If your write gap delay is shorter than the antenna ringing time, the tag never detects the gap. The EM4305 needs the field to drop below its detection threshold to register a bit boundary. Ringing compensation is not optional.
| Parameter | Target | Old value | New value |
|---|---|---|---|
| Start gap | 440µs | 440µs | 440µs |
| Settle time | ≥ 104µs (13 cycles) | 10µs | 104µs |
| Bit '1' field-on | 256µs (32 Tc) | 448µs (56 Tc) | 256µs |
| Bit '0' field-on | 184µs (23 Tc) | 192µs (24 Tc) | 184µs |
| Write gap | 128µs (16 Tc) | 80µs | 250µs (+ringing comp.) |
There was also a structural problem. The original code sent a gap first, then the field-on period. The EM4305 protocol is the opposite: field on for the bit duration, then the write gap as a delimiter. The gap marks the end of a bit.

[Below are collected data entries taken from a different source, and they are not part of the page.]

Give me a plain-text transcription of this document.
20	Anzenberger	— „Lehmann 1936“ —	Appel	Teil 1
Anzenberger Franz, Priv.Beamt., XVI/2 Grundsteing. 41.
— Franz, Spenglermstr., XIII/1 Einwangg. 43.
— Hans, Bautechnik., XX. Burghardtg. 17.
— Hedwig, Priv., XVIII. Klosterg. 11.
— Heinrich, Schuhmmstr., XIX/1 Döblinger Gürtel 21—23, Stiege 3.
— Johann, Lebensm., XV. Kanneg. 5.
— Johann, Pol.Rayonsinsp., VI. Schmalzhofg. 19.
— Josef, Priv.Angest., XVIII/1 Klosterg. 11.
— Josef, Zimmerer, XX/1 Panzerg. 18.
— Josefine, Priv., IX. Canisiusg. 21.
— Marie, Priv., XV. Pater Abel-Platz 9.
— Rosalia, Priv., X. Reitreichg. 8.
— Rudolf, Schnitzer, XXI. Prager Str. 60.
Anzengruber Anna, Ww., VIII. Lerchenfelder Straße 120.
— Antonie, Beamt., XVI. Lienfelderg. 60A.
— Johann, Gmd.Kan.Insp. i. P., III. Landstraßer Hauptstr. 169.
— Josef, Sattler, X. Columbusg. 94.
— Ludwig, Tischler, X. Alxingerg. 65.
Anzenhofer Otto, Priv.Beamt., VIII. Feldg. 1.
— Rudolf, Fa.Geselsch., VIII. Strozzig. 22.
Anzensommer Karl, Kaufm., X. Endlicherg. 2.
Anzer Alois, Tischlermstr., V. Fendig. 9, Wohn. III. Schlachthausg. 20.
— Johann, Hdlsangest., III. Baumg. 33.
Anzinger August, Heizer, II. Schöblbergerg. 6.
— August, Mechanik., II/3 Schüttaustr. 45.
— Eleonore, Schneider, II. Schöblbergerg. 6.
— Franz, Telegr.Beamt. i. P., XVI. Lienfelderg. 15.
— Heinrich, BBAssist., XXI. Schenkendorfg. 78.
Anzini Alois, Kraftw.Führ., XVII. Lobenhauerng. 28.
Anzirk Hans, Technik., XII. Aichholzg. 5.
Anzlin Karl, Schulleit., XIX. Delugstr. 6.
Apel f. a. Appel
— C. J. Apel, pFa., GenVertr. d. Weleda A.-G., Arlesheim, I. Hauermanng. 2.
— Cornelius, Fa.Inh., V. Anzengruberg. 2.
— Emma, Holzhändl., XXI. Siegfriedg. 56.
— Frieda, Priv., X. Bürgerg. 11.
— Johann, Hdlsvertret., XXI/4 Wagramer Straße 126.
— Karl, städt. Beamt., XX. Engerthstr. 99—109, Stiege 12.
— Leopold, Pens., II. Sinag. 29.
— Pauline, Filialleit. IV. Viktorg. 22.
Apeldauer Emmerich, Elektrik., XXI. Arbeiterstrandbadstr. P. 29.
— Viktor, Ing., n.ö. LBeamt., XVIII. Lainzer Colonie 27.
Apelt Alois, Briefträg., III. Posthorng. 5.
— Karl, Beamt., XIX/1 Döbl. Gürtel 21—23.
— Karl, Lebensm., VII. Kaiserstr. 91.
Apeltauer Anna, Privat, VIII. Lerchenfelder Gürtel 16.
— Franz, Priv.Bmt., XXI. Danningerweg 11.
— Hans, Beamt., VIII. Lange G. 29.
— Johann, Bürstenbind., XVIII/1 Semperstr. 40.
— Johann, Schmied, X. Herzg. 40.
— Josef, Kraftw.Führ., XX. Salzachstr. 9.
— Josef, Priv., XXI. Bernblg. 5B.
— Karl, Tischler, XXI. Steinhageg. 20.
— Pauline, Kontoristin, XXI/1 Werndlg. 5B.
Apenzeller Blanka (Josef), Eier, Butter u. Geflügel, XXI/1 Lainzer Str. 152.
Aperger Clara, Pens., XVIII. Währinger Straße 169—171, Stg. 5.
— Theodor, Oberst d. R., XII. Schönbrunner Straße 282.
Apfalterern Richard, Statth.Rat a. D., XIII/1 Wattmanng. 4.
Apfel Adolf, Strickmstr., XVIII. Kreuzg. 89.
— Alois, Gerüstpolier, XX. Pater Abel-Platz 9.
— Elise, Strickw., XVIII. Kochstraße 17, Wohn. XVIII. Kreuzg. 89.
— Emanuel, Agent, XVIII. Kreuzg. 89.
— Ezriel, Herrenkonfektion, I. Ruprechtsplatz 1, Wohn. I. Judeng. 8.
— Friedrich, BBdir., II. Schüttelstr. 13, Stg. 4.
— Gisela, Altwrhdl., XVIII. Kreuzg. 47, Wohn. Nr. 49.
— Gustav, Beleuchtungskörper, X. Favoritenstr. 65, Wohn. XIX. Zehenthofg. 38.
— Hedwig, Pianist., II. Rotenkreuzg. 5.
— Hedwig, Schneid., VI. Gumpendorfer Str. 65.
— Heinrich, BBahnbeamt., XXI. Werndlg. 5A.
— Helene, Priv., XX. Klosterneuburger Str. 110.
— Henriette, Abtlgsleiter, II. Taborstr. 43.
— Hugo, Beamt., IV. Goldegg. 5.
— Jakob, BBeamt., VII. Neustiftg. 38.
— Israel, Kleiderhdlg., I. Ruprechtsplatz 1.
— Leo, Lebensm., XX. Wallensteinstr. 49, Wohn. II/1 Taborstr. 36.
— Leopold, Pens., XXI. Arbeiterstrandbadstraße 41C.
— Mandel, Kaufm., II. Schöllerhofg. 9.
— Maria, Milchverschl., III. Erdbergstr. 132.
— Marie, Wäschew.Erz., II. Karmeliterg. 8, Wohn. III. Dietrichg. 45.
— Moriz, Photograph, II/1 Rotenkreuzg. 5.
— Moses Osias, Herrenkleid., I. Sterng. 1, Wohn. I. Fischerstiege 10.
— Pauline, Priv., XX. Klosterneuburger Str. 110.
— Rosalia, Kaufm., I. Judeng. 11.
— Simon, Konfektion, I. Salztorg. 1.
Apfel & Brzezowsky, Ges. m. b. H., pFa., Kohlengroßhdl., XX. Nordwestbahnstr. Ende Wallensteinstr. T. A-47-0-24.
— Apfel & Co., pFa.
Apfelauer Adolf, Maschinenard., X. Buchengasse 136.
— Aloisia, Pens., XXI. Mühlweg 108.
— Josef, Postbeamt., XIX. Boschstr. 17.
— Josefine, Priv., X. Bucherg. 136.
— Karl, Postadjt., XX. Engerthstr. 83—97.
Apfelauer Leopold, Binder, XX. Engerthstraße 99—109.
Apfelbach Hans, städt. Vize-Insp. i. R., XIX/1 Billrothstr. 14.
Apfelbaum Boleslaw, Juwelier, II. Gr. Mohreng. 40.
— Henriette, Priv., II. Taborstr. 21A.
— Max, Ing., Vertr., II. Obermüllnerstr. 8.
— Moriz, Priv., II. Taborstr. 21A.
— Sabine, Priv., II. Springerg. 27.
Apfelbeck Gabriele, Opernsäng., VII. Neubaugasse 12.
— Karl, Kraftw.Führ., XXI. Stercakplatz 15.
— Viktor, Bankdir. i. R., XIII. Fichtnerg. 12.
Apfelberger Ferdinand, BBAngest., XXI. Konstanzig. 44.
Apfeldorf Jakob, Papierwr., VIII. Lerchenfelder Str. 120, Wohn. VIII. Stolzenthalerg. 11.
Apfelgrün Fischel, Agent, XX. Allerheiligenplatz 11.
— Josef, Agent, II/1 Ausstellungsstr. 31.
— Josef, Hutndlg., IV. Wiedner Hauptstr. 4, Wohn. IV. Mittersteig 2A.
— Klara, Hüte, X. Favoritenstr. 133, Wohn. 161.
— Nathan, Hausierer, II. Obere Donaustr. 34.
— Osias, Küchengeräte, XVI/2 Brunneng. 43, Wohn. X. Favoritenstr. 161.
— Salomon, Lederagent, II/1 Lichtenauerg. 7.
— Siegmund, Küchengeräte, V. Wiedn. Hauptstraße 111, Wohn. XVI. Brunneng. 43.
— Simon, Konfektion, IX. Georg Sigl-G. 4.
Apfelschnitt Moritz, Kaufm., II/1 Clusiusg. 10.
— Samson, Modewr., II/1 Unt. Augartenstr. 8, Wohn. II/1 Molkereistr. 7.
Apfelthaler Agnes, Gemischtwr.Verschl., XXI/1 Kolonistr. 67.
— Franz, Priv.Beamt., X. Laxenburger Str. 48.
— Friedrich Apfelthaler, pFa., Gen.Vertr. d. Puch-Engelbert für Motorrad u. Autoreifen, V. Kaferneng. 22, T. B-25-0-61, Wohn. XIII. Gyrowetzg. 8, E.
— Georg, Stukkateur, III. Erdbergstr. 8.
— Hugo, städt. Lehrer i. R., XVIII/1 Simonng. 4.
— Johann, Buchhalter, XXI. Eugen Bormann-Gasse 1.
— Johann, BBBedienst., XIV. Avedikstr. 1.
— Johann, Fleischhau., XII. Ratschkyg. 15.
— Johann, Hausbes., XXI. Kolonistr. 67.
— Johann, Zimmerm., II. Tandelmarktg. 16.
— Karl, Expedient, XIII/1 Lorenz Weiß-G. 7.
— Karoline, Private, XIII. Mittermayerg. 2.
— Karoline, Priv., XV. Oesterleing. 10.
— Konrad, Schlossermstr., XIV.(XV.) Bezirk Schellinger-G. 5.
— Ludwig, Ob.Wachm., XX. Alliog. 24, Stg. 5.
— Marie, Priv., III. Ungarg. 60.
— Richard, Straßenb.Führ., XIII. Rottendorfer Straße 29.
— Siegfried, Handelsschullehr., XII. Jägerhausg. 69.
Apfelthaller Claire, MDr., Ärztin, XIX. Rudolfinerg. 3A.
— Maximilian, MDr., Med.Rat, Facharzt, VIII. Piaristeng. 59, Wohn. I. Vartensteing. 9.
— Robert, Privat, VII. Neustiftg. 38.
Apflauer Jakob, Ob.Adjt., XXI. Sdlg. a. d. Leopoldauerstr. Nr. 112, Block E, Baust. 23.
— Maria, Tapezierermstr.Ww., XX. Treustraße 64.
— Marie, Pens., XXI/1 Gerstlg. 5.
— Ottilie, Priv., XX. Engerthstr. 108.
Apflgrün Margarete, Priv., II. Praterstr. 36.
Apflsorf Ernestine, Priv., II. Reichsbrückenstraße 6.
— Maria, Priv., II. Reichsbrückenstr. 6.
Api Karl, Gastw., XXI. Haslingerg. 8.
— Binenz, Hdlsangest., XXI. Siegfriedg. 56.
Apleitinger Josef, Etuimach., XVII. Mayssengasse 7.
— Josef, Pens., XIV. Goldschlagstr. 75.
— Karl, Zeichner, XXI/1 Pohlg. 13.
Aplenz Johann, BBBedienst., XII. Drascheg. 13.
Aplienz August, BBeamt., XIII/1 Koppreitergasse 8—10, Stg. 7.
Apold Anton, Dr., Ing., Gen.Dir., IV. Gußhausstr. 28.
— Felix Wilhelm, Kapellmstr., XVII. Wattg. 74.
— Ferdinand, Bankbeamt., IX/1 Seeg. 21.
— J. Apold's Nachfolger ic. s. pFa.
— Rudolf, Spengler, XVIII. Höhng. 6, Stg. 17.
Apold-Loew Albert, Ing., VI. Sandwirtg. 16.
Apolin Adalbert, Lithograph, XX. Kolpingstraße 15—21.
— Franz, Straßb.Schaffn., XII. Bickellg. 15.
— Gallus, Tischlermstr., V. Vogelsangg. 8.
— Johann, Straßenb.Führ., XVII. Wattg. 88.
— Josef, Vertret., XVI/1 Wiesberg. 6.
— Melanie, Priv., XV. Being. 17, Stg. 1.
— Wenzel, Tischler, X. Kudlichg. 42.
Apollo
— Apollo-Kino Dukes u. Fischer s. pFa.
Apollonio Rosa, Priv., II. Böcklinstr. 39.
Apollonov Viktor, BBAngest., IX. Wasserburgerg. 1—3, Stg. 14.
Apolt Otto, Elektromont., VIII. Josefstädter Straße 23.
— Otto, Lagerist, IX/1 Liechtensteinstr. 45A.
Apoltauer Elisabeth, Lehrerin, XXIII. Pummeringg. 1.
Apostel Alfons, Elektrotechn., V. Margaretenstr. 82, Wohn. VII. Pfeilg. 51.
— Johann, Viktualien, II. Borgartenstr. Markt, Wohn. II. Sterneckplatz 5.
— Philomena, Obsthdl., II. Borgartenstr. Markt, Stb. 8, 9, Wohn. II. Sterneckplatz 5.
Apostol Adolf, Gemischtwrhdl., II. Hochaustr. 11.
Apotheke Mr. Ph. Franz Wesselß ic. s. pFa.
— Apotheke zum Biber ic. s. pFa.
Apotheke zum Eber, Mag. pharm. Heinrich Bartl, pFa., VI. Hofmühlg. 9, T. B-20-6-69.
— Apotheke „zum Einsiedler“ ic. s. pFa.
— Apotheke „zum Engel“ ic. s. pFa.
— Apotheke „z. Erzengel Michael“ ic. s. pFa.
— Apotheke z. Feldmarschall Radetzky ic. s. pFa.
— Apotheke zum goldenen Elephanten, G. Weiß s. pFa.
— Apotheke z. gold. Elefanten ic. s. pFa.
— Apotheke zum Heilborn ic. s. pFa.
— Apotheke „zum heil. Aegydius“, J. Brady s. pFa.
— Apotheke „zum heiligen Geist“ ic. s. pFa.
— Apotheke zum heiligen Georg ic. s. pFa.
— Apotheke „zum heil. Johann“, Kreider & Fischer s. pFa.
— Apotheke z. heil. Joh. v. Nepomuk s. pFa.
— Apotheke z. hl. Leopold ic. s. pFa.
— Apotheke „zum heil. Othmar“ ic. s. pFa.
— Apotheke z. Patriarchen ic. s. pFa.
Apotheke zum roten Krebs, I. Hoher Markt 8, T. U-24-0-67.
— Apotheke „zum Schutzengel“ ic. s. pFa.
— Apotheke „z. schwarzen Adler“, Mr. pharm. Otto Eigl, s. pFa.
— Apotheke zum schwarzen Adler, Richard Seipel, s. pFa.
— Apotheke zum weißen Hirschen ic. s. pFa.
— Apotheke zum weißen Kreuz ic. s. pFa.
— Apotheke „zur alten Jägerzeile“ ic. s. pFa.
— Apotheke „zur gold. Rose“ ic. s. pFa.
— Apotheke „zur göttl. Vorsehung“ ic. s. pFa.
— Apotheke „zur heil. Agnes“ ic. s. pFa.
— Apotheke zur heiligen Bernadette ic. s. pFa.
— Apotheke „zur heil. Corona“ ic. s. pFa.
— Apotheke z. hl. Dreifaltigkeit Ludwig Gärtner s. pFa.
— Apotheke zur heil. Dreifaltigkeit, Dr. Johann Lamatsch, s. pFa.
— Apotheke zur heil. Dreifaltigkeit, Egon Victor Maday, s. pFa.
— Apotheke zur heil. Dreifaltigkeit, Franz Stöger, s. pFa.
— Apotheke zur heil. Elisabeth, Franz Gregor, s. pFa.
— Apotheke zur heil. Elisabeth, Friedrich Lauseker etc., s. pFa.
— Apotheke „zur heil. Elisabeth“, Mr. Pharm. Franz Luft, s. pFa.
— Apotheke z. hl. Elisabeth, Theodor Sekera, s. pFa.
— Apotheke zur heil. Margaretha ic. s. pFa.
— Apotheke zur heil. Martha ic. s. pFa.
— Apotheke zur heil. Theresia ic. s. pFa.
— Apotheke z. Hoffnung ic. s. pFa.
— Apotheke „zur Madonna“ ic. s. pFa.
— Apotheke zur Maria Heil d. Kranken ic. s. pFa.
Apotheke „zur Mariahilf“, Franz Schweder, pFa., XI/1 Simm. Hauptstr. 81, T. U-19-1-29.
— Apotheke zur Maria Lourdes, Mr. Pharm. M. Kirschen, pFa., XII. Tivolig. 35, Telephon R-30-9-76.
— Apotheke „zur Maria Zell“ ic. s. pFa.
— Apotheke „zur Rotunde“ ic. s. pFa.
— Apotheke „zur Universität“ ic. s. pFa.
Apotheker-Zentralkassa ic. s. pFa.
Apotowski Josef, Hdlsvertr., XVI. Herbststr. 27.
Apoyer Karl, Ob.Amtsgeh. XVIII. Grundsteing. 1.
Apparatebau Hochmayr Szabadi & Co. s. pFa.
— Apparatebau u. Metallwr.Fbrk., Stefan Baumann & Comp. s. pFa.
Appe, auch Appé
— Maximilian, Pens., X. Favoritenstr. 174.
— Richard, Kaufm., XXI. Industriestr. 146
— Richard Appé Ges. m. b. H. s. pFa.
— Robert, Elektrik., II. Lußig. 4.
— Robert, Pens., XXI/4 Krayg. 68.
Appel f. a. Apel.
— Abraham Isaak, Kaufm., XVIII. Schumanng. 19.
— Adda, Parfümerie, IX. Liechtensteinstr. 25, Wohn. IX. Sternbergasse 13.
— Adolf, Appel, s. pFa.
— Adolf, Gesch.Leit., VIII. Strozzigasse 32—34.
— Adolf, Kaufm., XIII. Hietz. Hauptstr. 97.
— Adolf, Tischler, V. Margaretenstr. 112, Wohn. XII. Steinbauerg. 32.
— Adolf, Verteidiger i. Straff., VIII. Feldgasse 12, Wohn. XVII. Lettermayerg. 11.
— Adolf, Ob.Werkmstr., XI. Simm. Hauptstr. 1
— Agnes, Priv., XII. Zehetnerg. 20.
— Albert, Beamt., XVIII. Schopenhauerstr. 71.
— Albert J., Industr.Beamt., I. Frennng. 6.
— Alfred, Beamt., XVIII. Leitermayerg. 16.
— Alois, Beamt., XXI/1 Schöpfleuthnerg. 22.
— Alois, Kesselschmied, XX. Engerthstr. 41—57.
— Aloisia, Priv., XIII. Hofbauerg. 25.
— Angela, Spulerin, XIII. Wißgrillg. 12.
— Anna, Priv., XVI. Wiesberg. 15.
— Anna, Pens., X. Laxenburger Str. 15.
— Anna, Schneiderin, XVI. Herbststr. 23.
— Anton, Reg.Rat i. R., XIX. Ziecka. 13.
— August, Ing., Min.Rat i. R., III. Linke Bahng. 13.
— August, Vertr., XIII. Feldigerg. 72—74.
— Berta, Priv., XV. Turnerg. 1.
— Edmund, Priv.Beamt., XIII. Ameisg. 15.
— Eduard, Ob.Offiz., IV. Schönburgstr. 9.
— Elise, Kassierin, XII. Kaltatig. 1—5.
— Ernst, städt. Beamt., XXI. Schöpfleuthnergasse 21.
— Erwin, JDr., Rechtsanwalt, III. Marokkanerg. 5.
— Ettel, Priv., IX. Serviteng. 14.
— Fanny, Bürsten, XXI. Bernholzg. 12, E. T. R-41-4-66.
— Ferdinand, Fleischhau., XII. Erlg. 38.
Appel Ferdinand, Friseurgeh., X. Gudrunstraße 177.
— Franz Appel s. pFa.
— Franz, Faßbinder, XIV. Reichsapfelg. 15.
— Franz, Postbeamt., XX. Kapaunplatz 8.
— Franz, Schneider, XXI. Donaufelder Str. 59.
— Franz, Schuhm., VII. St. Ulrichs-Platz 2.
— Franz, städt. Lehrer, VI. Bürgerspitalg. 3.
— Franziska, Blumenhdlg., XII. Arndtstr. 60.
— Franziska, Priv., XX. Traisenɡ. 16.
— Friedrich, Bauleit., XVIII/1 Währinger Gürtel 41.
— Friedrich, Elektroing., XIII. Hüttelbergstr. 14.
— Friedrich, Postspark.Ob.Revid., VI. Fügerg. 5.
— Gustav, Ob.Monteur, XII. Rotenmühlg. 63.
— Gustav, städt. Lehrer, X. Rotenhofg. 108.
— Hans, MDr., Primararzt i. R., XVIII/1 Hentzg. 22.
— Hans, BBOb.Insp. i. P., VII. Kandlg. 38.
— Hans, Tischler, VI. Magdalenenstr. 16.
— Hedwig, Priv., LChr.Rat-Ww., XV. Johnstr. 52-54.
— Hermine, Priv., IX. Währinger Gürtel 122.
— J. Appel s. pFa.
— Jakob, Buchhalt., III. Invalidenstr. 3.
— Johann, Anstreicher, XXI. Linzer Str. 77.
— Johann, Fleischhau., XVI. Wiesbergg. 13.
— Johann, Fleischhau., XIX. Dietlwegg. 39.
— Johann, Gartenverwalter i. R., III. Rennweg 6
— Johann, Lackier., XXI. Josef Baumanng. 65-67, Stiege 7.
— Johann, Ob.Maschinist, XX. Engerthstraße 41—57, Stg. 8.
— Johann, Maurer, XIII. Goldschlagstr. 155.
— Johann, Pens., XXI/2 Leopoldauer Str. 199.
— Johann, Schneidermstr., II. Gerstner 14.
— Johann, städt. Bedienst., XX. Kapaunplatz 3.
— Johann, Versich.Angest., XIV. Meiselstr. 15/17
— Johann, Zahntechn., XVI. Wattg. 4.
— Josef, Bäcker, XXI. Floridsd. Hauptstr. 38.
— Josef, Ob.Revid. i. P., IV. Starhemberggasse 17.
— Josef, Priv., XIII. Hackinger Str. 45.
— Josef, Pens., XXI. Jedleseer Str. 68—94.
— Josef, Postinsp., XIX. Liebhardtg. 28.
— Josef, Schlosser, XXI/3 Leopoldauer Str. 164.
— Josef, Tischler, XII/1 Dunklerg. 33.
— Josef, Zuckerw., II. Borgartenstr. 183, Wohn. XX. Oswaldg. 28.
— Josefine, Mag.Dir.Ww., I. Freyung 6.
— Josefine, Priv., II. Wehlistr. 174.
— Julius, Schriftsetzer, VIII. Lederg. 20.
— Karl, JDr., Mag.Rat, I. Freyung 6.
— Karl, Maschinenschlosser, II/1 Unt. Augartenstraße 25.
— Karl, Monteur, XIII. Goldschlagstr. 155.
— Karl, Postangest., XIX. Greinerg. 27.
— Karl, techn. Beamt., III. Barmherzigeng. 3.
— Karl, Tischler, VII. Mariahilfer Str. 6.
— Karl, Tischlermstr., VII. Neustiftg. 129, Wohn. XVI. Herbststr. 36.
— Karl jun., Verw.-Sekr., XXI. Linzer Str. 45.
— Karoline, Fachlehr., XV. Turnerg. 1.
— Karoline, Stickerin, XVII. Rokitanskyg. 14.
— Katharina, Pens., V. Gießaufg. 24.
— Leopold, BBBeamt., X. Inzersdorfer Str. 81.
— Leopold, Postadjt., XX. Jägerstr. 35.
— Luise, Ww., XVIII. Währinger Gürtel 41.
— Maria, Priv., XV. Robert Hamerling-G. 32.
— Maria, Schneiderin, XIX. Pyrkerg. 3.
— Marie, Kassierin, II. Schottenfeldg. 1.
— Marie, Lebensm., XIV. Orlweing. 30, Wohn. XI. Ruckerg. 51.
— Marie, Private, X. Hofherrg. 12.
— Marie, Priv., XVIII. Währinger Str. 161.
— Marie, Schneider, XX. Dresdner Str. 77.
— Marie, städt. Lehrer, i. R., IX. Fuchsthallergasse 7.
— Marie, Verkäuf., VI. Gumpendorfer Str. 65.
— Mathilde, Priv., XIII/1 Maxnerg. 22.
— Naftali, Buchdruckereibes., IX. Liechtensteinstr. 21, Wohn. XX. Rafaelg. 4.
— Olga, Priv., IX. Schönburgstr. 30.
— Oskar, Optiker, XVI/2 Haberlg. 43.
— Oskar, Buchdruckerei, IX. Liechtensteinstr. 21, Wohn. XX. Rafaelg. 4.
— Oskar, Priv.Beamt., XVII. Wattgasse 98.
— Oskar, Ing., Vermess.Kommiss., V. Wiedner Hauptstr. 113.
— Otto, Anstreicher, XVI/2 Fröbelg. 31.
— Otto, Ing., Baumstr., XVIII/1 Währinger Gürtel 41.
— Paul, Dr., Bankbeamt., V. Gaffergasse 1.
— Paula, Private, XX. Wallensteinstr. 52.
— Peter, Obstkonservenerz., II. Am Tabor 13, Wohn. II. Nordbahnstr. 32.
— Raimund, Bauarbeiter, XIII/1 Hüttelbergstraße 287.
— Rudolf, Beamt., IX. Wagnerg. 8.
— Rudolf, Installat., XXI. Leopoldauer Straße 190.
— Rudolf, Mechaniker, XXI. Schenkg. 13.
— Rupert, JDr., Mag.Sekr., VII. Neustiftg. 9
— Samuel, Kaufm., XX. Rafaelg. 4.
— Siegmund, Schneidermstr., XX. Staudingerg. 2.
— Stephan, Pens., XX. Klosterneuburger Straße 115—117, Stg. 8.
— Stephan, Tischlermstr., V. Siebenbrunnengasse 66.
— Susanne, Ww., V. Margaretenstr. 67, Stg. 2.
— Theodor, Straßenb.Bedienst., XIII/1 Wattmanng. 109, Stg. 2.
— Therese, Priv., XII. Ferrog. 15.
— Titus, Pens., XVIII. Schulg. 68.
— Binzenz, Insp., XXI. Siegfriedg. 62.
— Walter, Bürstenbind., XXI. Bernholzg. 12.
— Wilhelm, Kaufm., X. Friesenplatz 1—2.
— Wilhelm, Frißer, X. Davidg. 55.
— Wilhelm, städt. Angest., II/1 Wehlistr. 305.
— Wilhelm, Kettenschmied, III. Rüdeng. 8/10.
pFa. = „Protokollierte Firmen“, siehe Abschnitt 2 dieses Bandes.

Switching to field-on → gap correctly aligns with the tag's internal state machine and clock recovery logic.
/* Field ON for bit duration, then write gap.
* 250µs = 128µs target + ~122µs ringing compensation. */
static void send_em4305_bit(bool bit) {
if (bit) {
bsp_delay_us(256); /* bit 1: 32 Tc = 256µs */
} else {
bsp_delay_us(184); /* bit 0: 23 Tc = 184µs */
}
stop_lf_125khz_radio();
bsp_delay_us(250);
start_lf_125khz_radio();
}
static void em4x05_send_timeslot_cb(void) {
stop_lf_125khz_radio();
bsp_delay_us(440); /* start gap */
start_lf_125khz_radio();
bsp_delay_us(104); /* settle: 13 carrier cycles */
uint16_t cmd = em4x05_build_cmd(g_send_opcode, g_send_addr);
for (int i = 8; i >= 0; i--) {
send_em4305_bit((cmd >> i) & 1);
}
/* Field stays ON — tag responds ~3 Tc after last write gap */
g_timeslot_done = true;
}The receive loop runs in the main thread after the timeslot completes. The timeslot disables GPIOTE interrupts, so receiving during the callback would silently drop all tag response edges. Send in timeslot, receive after.
The command structure is now spec-compliant, the PWM pin release bug is fixed, and the write gap is compensated for antenna ringing. The next step is a PM3 sniff to confirm gaps are visible in the field, then real-hardware testing with the community member's EM4305.
If you have an EM4305, EM4205, or EM4x69 tag with RTF enabled, flash the build and run lf em 4x05 read. A logic analyser on the LF MOD test pad on the ChameleonUltra PCB would also be extremely useful right now.